Para reforçar a apuração técnica, o Tribunal de Contas do Estado (TCE) participará dos trabalhos por meio dos auditores Ednei Eckel e Lidiane Anjos Bortoluzzi, que prestarão suporte na análise dos dados. O assessoramento jurídico está a cargo do procurador da ALMT, Carlos Antonio Dornellas Filho, responsável por dar suporte técnico e garantir a legalidade dos procedimentos.

Durante a reunião, o relator da CPI, deputado Beto Dois a Um (Pode), sugeriu quatro alterações no regimento, que foram aprovadas. Entre elas, a exclusividade do relator na elaboração do relatório final, a obrigatoriedade de anexar todas as atas das reuniões, a padronização terminológica alinhada às normas da Assembleia e a definição de um procedimento para desempate em votações, que prevê prazo de três dias para manifestação dos membros ausentes, com voto de qualidade do presidente em caso de silêncio.

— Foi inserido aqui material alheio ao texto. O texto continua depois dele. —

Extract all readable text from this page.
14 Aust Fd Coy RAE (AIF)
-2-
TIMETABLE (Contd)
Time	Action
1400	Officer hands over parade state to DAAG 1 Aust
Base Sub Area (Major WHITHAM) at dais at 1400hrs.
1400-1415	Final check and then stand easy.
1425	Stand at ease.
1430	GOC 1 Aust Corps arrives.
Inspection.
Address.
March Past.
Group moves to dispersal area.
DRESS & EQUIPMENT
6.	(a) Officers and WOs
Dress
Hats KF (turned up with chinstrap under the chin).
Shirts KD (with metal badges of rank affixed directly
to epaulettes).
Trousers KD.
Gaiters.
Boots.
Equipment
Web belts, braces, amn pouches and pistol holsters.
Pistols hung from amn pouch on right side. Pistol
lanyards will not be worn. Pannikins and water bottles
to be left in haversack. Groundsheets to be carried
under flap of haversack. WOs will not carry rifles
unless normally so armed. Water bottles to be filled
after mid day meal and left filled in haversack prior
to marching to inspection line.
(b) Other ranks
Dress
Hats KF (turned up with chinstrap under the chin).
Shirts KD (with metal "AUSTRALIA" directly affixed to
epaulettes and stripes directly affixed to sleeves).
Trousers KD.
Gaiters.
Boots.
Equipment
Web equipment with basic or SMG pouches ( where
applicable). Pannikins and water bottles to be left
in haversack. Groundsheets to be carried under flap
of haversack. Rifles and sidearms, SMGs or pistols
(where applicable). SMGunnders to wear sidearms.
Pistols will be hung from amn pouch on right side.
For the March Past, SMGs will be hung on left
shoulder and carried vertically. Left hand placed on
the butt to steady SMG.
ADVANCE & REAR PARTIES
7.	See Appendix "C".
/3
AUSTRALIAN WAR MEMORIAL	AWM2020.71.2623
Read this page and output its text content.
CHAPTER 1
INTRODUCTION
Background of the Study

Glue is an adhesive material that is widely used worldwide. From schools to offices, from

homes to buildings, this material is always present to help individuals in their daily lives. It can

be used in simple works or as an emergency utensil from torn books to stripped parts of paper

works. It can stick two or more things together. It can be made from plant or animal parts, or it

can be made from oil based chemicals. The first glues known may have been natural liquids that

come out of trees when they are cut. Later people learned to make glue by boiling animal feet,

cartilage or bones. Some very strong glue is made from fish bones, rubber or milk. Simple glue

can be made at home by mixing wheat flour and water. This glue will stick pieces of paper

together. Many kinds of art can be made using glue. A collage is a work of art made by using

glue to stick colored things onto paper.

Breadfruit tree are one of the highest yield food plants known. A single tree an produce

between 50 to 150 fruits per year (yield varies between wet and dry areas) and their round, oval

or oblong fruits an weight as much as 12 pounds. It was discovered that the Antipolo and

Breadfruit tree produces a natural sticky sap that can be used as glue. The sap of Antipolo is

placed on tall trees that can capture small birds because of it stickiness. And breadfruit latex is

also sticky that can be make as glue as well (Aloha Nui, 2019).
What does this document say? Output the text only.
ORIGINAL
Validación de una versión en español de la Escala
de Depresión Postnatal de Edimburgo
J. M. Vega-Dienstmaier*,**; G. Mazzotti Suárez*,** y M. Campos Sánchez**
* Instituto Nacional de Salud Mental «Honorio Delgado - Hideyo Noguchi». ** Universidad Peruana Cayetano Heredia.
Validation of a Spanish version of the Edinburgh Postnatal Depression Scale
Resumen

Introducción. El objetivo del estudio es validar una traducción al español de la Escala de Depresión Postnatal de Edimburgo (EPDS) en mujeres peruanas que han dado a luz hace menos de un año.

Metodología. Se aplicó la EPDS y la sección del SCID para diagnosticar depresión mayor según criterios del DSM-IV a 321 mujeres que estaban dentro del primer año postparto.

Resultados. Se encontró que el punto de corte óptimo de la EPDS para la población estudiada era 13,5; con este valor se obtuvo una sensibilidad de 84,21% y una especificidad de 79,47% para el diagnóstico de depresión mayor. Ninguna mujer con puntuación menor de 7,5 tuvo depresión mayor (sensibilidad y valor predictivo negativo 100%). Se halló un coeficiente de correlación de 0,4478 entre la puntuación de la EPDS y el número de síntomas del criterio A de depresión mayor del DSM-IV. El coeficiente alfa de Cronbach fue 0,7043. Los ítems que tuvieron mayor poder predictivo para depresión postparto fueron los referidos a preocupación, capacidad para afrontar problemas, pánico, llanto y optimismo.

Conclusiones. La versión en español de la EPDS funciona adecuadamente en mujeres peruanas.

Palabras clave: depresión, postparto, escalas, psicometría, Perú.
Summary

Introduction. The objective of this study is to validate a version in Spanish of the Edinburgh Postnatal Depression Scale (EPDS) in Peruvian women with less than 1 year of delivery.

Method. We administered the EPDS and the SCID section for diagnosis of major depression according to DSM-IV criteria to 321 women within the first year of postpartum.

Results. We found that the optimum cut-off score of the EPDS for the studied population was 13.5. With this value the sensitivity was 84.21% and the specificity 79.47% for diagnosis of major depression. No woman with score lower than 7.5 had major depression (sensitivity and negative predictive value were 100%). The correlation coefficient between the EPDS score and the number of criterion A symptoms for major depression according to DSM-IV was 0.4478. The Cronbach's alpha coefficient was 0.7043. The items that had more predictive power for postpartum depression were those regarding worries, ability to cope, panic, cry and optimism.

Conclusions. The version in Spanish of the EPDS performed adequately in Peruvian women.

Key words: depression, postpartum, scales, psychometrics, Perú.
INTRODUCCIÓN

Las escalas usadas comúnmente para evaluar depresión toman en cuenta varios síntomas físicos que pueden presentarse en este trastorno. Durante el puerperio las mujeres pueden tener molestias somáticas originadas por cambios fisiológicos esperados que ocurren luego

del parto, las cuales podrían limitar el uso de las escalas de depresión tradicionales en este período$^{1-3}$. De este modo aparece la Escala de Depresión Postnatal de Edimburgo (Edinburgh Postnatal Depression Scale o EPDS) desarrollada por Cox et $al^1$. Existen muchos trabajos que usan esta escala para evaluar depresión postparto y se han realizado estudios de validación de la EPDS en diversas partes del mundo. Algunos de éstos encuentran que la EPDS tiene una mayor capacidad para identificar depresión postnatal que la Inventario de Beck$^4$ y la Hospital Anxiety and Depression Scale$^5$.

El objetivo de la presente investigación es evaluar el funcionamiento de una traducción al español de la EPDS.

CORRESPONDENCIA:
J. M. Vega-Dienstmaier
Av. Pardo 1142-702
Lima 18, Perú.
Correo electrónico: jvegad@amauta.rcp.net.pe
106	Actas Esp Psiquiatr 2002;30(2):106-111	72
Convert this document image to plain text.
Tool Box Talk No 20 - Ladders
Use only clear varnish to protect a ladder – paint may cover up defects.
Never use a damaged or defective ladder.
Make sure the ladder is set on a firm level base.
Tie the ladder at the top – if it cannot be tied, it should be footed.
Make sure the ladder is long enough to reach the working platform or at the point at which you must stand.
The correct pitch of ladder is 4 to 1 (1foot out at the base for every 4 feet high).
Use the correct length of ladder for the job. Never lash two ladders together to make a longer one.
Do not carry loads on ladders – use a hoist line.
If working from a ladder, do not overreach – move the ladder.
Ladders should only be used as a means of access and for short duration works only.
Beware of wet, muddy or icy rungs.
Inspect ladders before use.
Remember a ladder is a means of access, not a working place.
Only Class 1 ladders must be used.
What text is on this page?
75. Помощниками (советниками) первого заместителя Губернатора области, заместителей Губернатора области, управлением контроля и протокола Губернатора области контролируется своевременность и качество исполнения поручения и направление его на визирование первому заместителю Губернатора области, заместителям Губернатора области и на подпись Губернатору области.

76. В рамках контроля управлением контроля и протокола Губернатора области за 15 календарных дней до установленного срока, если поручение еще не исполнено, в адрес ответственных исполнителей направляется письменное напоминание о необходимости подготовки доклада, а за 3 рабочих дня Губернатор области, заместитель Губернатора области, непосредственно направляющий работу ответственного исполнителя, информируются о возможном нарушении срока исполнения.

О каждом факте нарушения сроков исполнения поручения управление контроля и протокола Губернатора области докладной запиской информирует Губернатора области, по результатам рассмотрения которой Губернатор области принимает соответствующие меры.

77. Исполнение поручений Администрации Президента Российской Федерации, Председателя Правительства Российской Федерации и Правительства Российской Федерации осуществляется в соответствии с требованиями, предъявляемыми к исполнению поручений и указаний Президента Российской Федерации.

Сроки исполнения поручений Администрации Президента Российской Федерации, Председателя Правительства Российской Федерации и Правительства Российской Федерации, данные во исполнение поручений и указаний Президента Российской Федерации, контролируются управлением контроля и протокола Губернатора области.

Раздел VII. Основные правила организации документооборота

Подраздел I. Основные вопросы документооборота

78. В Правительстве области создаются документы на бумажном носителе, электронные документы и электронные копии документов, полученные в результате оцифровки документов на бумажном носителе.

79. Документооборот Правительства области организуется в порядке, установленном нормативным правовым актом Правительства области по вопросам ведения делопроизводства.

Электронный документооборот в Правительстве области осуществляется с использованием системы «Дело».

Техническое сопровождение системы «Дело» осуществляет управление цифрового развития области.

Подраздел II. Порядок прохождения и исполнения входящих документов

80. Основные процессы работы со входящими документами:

Wilson Santos destacou que a abertura das oitivas representará uma nova fase na CPI, garantindo o direito ao contraditório e à ampla defesa dos convocados. Ele ressaltou que os objetivos principais da comissão são a recuperação de recursos públicos, a mobilização do Ministério Público e do Judiciário para acelerar processos judiciais, o esclarecimento dos fatos para a sociedade e o fortalecimento dos mecanismos de controle e transparência na gestão dos recursos da saúde pública.

A CPI da Saúde é formada pelos deputados Wilson Santos (PSD), presidente; Chico Guarnieri (PSDB), vice-presidente; Beto Dois a Um (Pode), relator; além dos membros titulares Janaina Riva (MDB) e Dilmar Dal Bosco (União). Os suplentes são Carlos Avallone (PSDB), Paulo Araújo (PP), Lúdio Cabral (PT), Dr. Eugênio (PSB) e Eduardo Botelho (União).

Contexto

A CPI da Saúde da Assembleia Legislativa de Mato Grosso foi criada para investigar possíveis irregularidades em contratos públicos firmados pela Secretaria de Estado de Saúde entre 2019 e 2023, período que abrange a pandemia de covid-19. A Operação Espelho, conduzida pela Controladoria-Geral do Estado, revelou indícios de cartel em serviços médicos prestados a hospitais estaduais, motivando a abertura da comissão parlamentar. O trabalho da CPI conta com apoio técnico do Tribunal de Contas do Estado e assessoramento jurídico da Procuradoria da ALMT, buscando garantir transparência e responsabilização dos envolvidos.